Kau sewa aku, Kudapatkan cintamu
Semua berawal dari selembar kertas perjanjian.
Ia hanya butuh uang, dan pria itu hanya butuh istri… meski sementara.
Dengan tebusan mahar fantastis, mereka terikat dalam sebuah **pernikahan kontrak**, tanpa cinta, tanpa janji, hanya batas waktu yang jelas. Namun, semakin hari, batas itu mulai kabur. Senyum kecil, perhatian sederhana, hingga rasa yang tak pernah mereka rencanakan… pelan-pelan tumbuh menjadi sesuatu yang tak bisa disangkal.
Penasaran dengan kisahnya? Yuk ikuti ceritanya...
jangan lupa kasih dukungannya ya...
Karya ini diterbitkan atas izin NovelToon Aurora.playgame, isi konten hanyalah pandangan pribadi pembuatnya, tidak mewakili NovelToon sendiri
Part. 1- KSA, KDC
Hidup memang tak pernah memberi peringatan sebelum merenggut apa yang paling berharga.
Begitu pula dengan hidup seorang gadis bernama Keira Prameswari.
Usianya baru delapan belas tahun, baru saja lulus SMA dengan prestasi yang cukup membanggakan.
Keira dikenal sebagai gadis cantik dengan wajah manis, kulit bersih, dan senyum ceria yang selalu berhasil menularkan semangat pada orang di sekitarnya.

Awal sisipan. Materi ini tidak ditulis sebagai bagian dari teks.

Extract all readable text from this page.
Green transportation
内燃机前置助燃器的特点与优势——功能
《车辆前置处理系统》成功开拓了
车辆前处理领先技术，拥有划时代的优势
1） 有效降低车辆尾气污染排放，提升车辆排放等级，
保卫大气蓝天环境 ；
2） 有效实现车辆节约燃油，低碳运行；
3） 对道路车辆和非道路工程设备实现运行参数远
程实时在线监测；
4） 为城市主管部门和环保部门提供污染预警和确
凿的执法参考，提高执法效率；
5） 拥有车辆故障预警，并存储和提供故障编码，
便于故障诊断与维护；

Namun di balik keceriaan itu, tersimpan luka yang dalam, sebuah kehilangan yang tak pernah benar-benar pulih.
Sejak kedua orang tuanya meninggal dalam sebuah kecelakaan sepuluh tahun lalu, Keira tinggal bersama keluarga pamannya.
Pamannya tidaklah jahat, hanya… terlalu sibuk dengan pekerjaan dan rumah tangga, sehingga seringkali Keira merasa dirinya seperti “penumpang” di rumah itu.

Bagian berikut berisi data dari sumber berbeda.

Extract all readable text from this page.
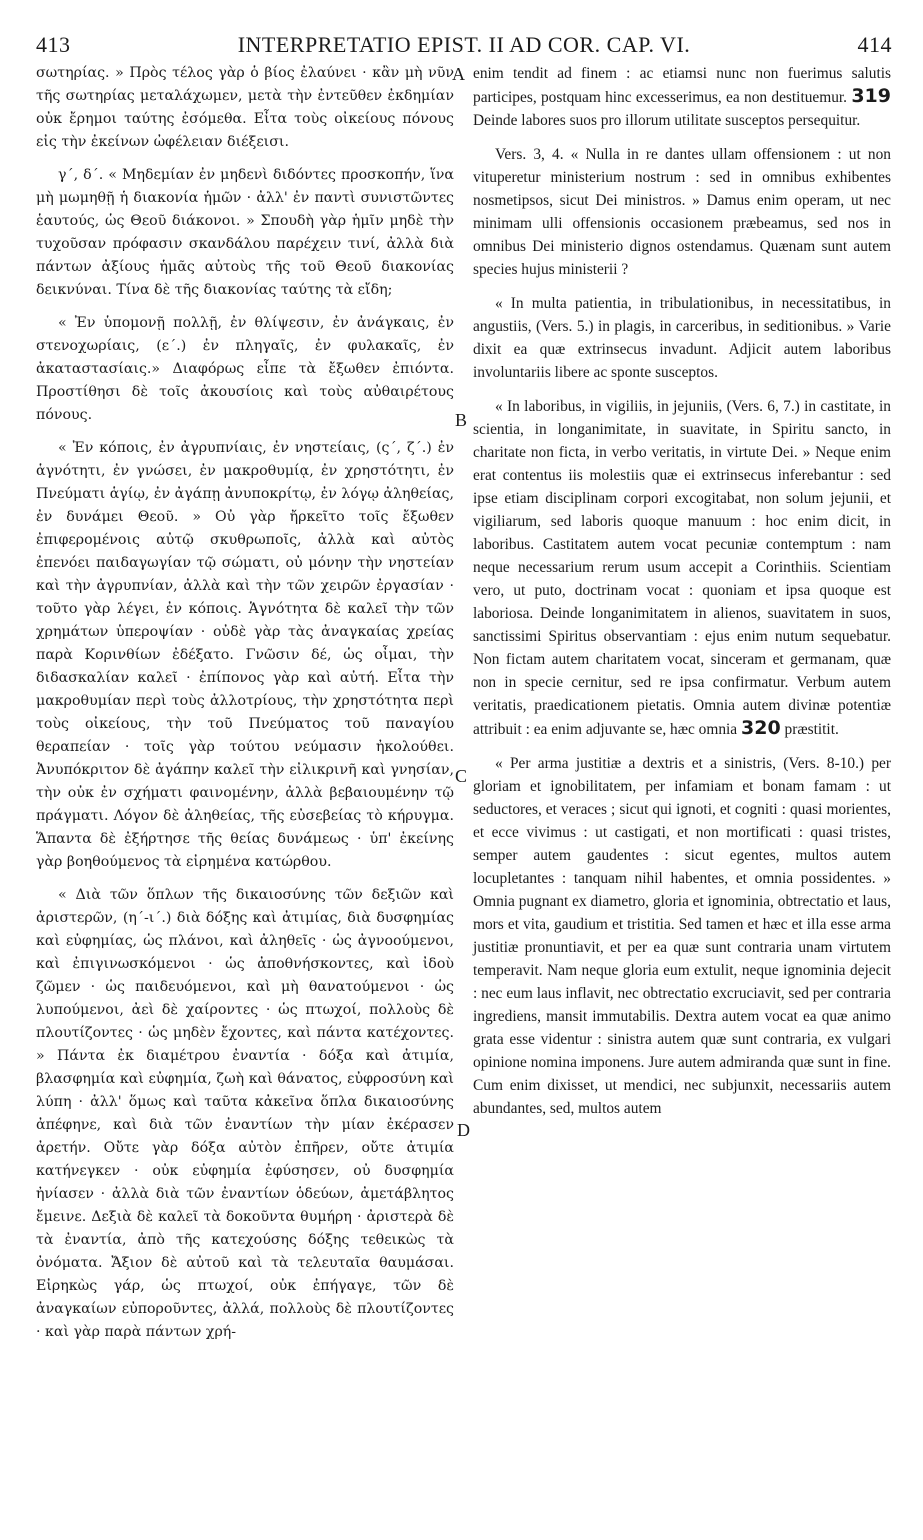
413	INTERPRETATIO EPIST. II AD COR. CAP. VI.	414
A
B
C
D

σωτηρίας. » Πρὸς τέλος γὰρ ὁ βίος ἐλαύνει · κἂν μὴ νῦν τῆς σωτηρίας μεταλάχωμεν, μετὰ τὴν ἐντεῦθεν ἐκδημίαν οὐκ ἔρημοι ταύτης ἐσόμεθα. Εἶτα τοὺς οἰκείους πόνους εἰς τὴν ἐκείνων ὠφέλειαν διέξεισι.

γ΄, δ΄. « Μηδεμίαν ἐν μηδενὶ διδόντες προσκοπήν, ἵνα μὴ μωμηθῇ ἡ διακονία ἡμῶν · ἀλλ' ἐν παντὶ συνιστῶντες ἑαυτούς, ὡς Θεοῦ διάκονοι. » Σπουδὴ γὰρ ἡμῖν μηδὲ τὴν τυχοῦσαν πρόφασιν σκανδάλου παρέχειν τινί, ἀλλὰ διὰ πάντων ἀξίους ἡμᾶς αὐτοὺς τῆς τοῦ Θεοῦ διακονίας δεικνύναι. Τίνα δὲ τῆς διακονίας ταύτης τὰ εἴδη;

« Ἐν ὑπομονῇ πολλῇ, ἐν θλίψεσιν, ἐν ἀνάγκαις, ἐν στενοχωρίαις, (ε΄.) ἐν πληγαῖς, ἐν φυλακαῖς, ἐν ἀκαταστασίαις.» Διαφόρως εἶπε τὰ ἔξωθεν ἐπιόντα. Προστίθησι δὲ τοῖς ἀκουσίοις καὶ τοὺς αὐθαιρέτους πόνους.

« Ἐν κόποις, ἐν ἀγρυπνίαις, ἐν νηστείαις, (ς΄, ζ΄.) ἐν ἁγνότητι, ἐν γνώσει, ἐν μακροθυμίᾳ, ἐν χρηστότητι, ἐν Πνεύματι ἁγίῳ, ἐν ἀγάπῃ ἀνυποκρίτῳ, ἐν λόγῳ ἀληθείας, ἐν δυνάμει Θεοῦ. » Οὐ γὰρ ἤρκεῖτο τοῖς ἔξωθεν ἐπιφερομένοις αὐτῷ σκυθρωποῖς, ἀλλὰ καὶ αὐτὸς ἐπενόει παιδαγωγίαν τῷ σώματι, οὐ μόνην τὴν νηστείαν καὶ τὴν ἀγρυπνίαν, ἀλλὰ καὶ τὴν τῶν χειρῶν ἐργασίαν · τοῦτο γὰρ λέγει, ἐν κόποις. Ἁγνότητα δὲ καλεῖ τὴν τῶν χρημάτων ὑπεροψίαν · οὐδὲ γὰρ τὰς ἀναγκαίας χρείας παρὰ Κορινθίων ἐδέξατο. Γνῶσιν δέ, ὡς οἶμαι, τὴν διδασκαλίαν καλεῖ · ἐπίπονος γὰρ καὶ αὐτή. Εἶτα τὴν μακροθυμίαν περὶ τοὺς ἀλλοτρίους, τὴν χρηστότητα περὶ τοὺς οἰκείους, τὴν τοῦ Πνεύματος τοῦ παναγίου θεραπείαν · τοῖς γὰρ τούτου νεύμασιν ἠκολούθει. Ἀνυπόκριτον δὲ ἀγάπην καλεῖ τὴν εἰλικρινῆ καὶ γνησίαν, τὴν οὐκ ἐν σχήματι φαινομένην, ἀλλὰ βεβαιουμένην τῷ πράγματι. Λόγον δὲ ἀληθείας, τῆς εὐσεβείας τὸ κήρυγμα. Ἅπαντα δὲ ἐξήρτησε τῆς θείας δυνάμεως · ὑπ' ἐκείνης γὰρ βοηθούμενος τὰ εἰρημένα κατώρθου.

« Διὰ τῶν ὅπλων τῆς δικαιοσύνης τῶν δεξιῶν καὶ ἀριστερῶν, (η΄-ι΄.) διὰ δόξης καὶ ἀτιμίας, διὰ δυσφημίας καὶ εὐφημίας, ὡς πλάνοι, καὶ ἀληθεῖς · ὡς ἀγνοούμενοι, καὶ ἐπιγινωσκόμενοι · ὡς ἀποθνήσκοντες, καὶ ἰδοὺ ζῶμεν · ὡς παιδευόμενοι, καὶ μὴ θανατούμενοι · ὡς λυπούμενοι, ἀεὶ δὲ χαίροντες · ὡς πτωχοί, πολλοὺς δὲ πλουτίζοντες · ὡς μηδὲν ἔχοντες, καὶ πάντα κατέχοντες. » Πάντα ἐκ διαμέτρου ἐναντία · δόξα καὶ ἀτιμία, βλασφημία καὶ εὐφημία, ζωὴ καὶ θάνατος, εὐφροσύνη καὶ λύπη · ἀλλ' ὅμως καὶ ταῦτα κἀκεῖνα ὅπλα δικαιοσύνης ἀπέφηνε, καὶ διὰ τῶν ἐναντίων τὴν μίαν ἐκέρασεν ἀρετήν. Οὔτε γὰρ δόξα αὐτὸν ἐπῆρεν, οὔτε ἀτιμία κατήνεγκεν · οὐκ εὐφημία ἐφύσησεν, οὐ δυσφημία ἠνίασεν · ἀλλὰ διὰ τῶν ἐναντίων ὁδεύων, ἀμετάβλητος ἔμεινε. Δεξιὰ δὲ καλεῖ τὰ δοκοῦντα θυμήρη · ἀριστερὰ δὲ τὰ ἐναντία, ἀπὸ τῆς κατεχούσης δόξης τεθεικὼς τὰ ὀνόματα. Ἄξιον δὲ αὐτοῦ καὶ τὰ τελευταῖα θαυμάσαι. Εἰρηκὼς γάρ, ὡς πτωχοί, οὐκ ἐπήγαγε, τῶν δὲ ἀναγκαίων εὐποροῦντες, ἀλλά, πολλοὺς δὲ πλουτίζοντες · καὶ γὰρ παρὰ πάντων χρή-

enim tendit ad finem : ac etiamsi nunc non fuerimus salutis participes, postquam hinc excesserimus, ea non destituemur. 319 Deinde labores suos pro illorum utilitate susceptos persequitur.

Vers. 3, 4. « Nulla in re dantes ullam offensionem : ut non vituperetur ministerium nostrum : sed in omnibus exhibentes nosmetipsos, sicut Dei ministros. » Damus enim operam, ut nec minimam ulli offensionis occasionem præbeamus, sed nos in omnibus Dei ministerio dignos ostendamus. Quænam sunt autem species hujus ministerii ?

« In multa patientia, in tribulationibus, in necessitatibus, in angustiis, (Vers. 5.) in plagis, in carceribus, in seditionibus. » Varie dixit ea quæ extrinsecus invadunt. Adjicit autem laboribus involuntariis libere ac sponte susceptos.

« In laboribus, in vigiliis, in jejuniis, (Vers. 6, 7.) in castitate, in scientia, in longanimitate, in suavitate, in Spiritu sancto, in charitate non ficta, in verbo veritatis, in virtute Dei. » Neque enim erat contentus iis molestiis quæ ei extrinsecus inferebantur : sed ipse etiam disciplinam corpori excogitabat, non solum jejunii, et vigiliarum, sed laboris quoque manuum : hoc enim dicit, in laboribus. Castitatem autem vocat pecuniæ contemptum : nam neque necessarium rerum usum accepit a Corinthiis. Scientiam vero, ut puto, doctrinam vocat : quoniam et ipsa quoque est laboriosa. Deinde longanimitatem in alienos, suavitatem in suos, sanctissimi Spiritus observantiam : ejus enim nutum sequebatur. Non fictam autem charitatem vocat, sinceram et germanam, quæ non in specie cernitur, sed re ipsa confirmatur. Verbum autem veritatis, praedicationem pietatis. Omnia autem divinæ potentiæ attribuit : ea enim adjuvante se, hæc omnia 320 præstitit.

« Per arma justitiæ a dextris et a sinistris, (Vers. 8-10.) per gloriam et ignobilitatem, per infamiam et bonam famam : ut seductores, et veraces ; sicut qui ignoti, et cogniti : quasi morientes, et ecce vivimus : ut castigati, et non mortificati : quasi tristes, semper autem gaudentes : sicut egentes, multos autem locupletantes : tanquam nihil habentes, et omnia possidentes. » Omnia pugnant ex diametro, gloria et ignominia, obtrectatio et laus, mors et vita, gaudium et tristitia. Sed tamen et hæc et illa esse arma justitiæ pronuntiavit, et per ea quæ sunt contraria unam virtutem temperavit. Nam neque gloria eum extulit, neque ignominia dejecit : nec eum laus inflavit, nec obtrectatio excruciavit, sed per contraria ingrediens, mansit immutabilis. Dextra autem vocat ea quæ animo grata esse videntur : sinistra autem quæ sunt contraria, ex vulgari opinione nomina imponens. Jure autem admiranda quæ sunt in fine. Cum enim dixisset, ut mendici, nec subjunxit, necessariis autem abundantes, sed, multos autem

Ada atap untuk berteduh, ada makanan untuk dimakan, tapi kasih sayang yang hangat seperti orang tua, itu sesuatu yang tak lagi ia dapatkan.
Namun, Keira bukan tipe gadis yang suka mengeluh. Kesepian itu justru membuatnya tumbuh menjadi sosok yang mandiri.
Setiap sore, setelah pulang sekolah dulu, ia biasa menyibukkan diri dengan pekerjaan paruh waktu: menjaga toko kue, melayani di minimarket, atau menjadi kasir di kafe kecil dekat rumah. Semua ia jalani dengan ikhlas, demi satu hal, biaya kuliah.
“Kalau aku berhenti di sini, aku cuma akan jadi gadis biasa yang hidup numpang. Tapi kalau aku kuliah, aku bisa mengubah masa depanku sendiri.”
Itulah tekad yang selalu ia genggam erat.
Kini, setelah kelulusan SMA, semangat itu semakin berkobar. Keira tahu, jalan menuju mimpinya tidak akan mudah. Pamannya tidak sanggup menanggung biaya kuliah, dan tabungan hasil kerja paruh waktunya masih jauh dari cukup. Meski begitu, ia tidak mau menyerah.
---
Suatu malam, Keira duduk di meja belajarnya yang sederhana. Lampu belajar kecil menerangi wajahnya yang letih, tapi matanya tetap berbinar penuh harapan. Di tangannya ada brosur tentang beasiswa dan universitas.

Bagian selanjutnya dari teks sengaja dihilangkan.